The US should adopt an extended producer responsibility policy, which would shift the responsibility for post-consumer waste to the companies that produce the packaging, according to a report from non-profit As You Sow, which also found $11 billion worth of recyclable materials are wasted annually.
Unfinished Business: The Case for Extended Producer Responsibility for Post-Consumer Packaging said that at least 47 countries require producers to bear some or all of the cost of end-of-life packaging management, which in the US has always been paid for by taxpayers.
An EPR policy in the US would increase recovery rates for all post-consumer packaging, encourage producers to re-design packaging to reduce materials, create the potential for a secondary materials markets, provide stable revenue sources through producer fees and reduce greenhouse gases, the non-profit said.
EPR laws and policies are already established in the US for several other product categories, including batteries, mobile phones, paint and electronics, the report said.
As You Sow recommends creating an EPR mandate in the US that covers all packaging types, is financed and managed by producers and phases out the use of non-recyclable packaging.
Packaging comprises more than 40 percent of the US solid waste stream, and most of these materials are recyclable. And yet, the US recycling recovery rates is estimated at 48.3 percent for packaging and 52.7 percent for paper and paperboard products, which lags far behind Denmark’s 84 percent, Belgium’s 78 percent and Germany’s 73 percent packaging recycling rates, the report said.
In the US only 12.1 percent of plastic packaging, the material expected to increasingly dominate US packaging, is recycled, said As You Sow. Meanwhile, beverage container recycling rates have dropped 20 percent over the past two decades and one quarter of the US population still doesn’t have access to curbside recycling. More than 40 billion aluminum cans, the most valuable beverage container material, are dumped each year in to US landfills.
The US recycling rate for beverage containers is about 35 percent. In the 10 states with deposit laws, recycling rates range from 66 percent to 96 percent, the report said.

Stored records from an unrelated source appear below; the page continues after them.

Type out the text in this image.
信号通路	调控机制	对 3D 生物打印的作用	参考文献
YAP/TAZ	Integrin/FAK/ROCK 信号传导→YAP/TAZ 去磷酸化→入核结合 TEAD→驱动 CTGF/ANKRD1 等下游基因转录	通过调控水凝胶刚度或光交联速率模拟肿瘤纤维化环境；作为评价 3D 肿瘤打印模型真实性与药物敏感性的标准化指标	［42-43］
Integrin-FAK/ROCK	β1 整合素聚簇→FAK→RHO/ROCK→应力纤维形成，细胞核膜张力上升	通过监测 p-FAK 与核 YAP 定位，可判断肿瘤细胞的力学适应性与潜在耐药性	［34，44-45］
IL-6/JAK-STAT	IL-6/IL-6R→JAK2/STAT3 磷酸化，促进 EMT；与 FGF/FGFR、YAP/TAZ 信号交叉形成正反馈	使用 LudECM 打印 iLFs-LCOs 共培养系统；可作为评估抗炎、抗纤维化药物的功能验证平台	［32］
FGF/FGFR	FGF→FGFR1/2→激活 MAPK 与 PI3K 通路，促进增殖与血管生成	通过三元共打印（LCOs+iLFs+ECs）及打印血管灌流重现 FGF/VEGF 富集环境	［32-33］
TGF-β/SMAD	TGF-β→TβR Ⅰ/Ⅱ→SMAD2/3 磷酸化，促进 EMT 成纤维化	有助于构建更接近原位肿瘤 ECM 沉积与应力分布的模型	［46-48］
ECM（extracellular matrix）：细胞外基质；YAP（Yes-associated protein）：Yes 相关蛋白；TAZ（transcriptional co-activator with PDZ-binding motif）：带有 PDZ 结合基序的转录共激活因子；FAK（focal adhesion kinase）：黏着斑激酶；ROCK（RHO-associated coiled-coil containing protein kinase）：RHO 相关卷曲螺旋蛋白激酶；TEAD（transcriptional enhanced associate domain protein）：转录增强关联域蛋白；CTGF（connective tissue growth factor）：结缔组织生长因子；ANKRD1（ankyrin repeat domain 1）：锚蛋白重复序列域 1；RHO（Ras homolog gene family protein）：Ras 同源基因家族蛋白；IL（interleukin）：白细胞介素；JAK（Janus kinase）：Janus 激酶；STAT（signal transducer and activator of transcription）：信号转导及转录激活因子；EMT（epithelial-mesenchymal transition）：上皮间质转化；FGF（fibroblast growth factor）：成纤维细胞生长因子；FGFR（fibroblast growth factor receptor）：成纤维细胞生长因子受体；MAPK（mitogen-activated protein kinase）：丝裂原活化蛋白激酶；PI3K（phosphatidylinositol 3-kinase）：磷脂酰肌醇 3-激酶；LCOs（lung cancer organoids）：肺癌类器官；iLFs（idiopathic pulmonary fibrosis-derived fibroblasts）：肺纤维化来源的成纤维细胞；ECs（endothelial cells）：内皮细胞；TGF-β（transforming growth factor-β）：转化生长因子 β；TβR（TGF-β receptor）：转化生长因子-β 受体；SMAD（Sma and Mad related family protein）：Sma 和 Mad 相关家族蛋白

Even without an EPR mandate, food and drink companies such as Starbucks are increasingly bearing the expense of recycling their own packaging as budget-restricted local municipalities look to offload their costly recycling programs, earlier reports have found. For example, Starbucks has developed a closed loop recycling system in its Chicago stores, Green Mountain College in Vermont buys products upcycled from its own waste paper, plastic, glass and metal, and Stonyfield Farm collected about 11 million used yogurt cups through Whole Foods locations last year.